Художник-радикал уже не способен, как ему положено, символически предварить историю. И вчерашней модой делают его не приемы, не методы, а отношение к человеку как к агрессивному сумасброду под сползающей маской "общественного животного". На это "животное" больше ста лет идет непрерывная охота. Художник – по меткому слову Ортеги-и-Гассета (предвосхищающему один из сюжетных ходов В. Сорокина) – "охотится с манком". Но за столько лет непрерывной охоты даже наивная дичь могла бы, кажется, обрести кое-какие спасительные навыки.

Вакация поэта

В этой статье вопросов будет больше, чем ответов. Возможно, ответов не будет вовсе. И это немного неожиданно, потому что темой обсуждения являются именно ответы: ответы ста литераторов на предложение "Русского журнала" (колонка "Курицын-weekly") назвать десять лучших современных поэтов, пишущих на русском языке. Из числа живущих и – желательно – активно работающих.

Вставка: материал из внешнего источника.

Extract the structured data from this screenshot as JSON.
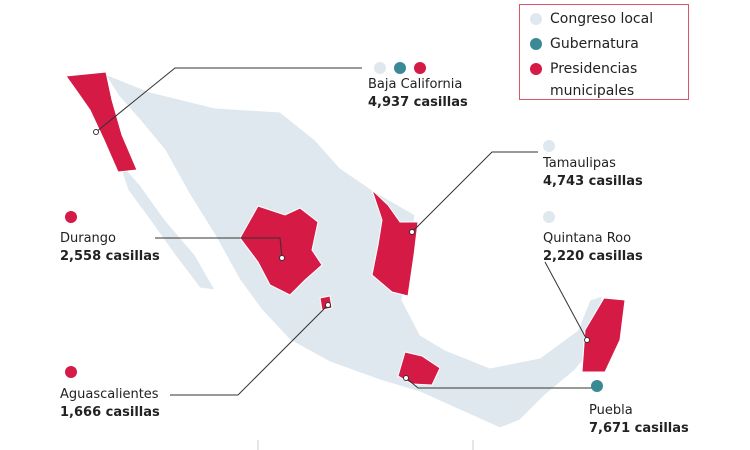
{
  "legend": {
    "items": [
      "Congreso local",
      "Gubernatura",
      "Presidencias municipales"
    ]
  },
  "states": [
    {
      "name": "Baja California",
      "casillas": "4,937 casillas"
    },
    {
      "name": "Tamaulipas",
      "casillas": "4,743 casillas"
    },
    {
      "name": "Durango",
      "casillas": "2,558 casillas"
    },
    {
      "name": "Quintana Roo",
      "casillas": "2,220 casillas"
    },
    {
      "name": "Aguascalientes",
      "casillas": "1,666 casillas"
    },
    {
      "name": "Puebla",
      "casillas": "7,671 casillas"
    }
  ]
}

Мне тоже прислали такой запрос, но я почему-то не отозвался. Предприятие показалось мне сомнительным. Состязательность не идет стихам, она здесь некстати. На мой взгляд, "поэзия" – одно из тех слов, значения которого никак не определены заранее и порой несовместимы. Кто-то играет темами, кем-то владеет Тема: постепенно подчиняет себе, меняет характер, облик, весь "человеческий состав", – делает своим орудием. Как их сравнивать? Это совершенно разные профессии.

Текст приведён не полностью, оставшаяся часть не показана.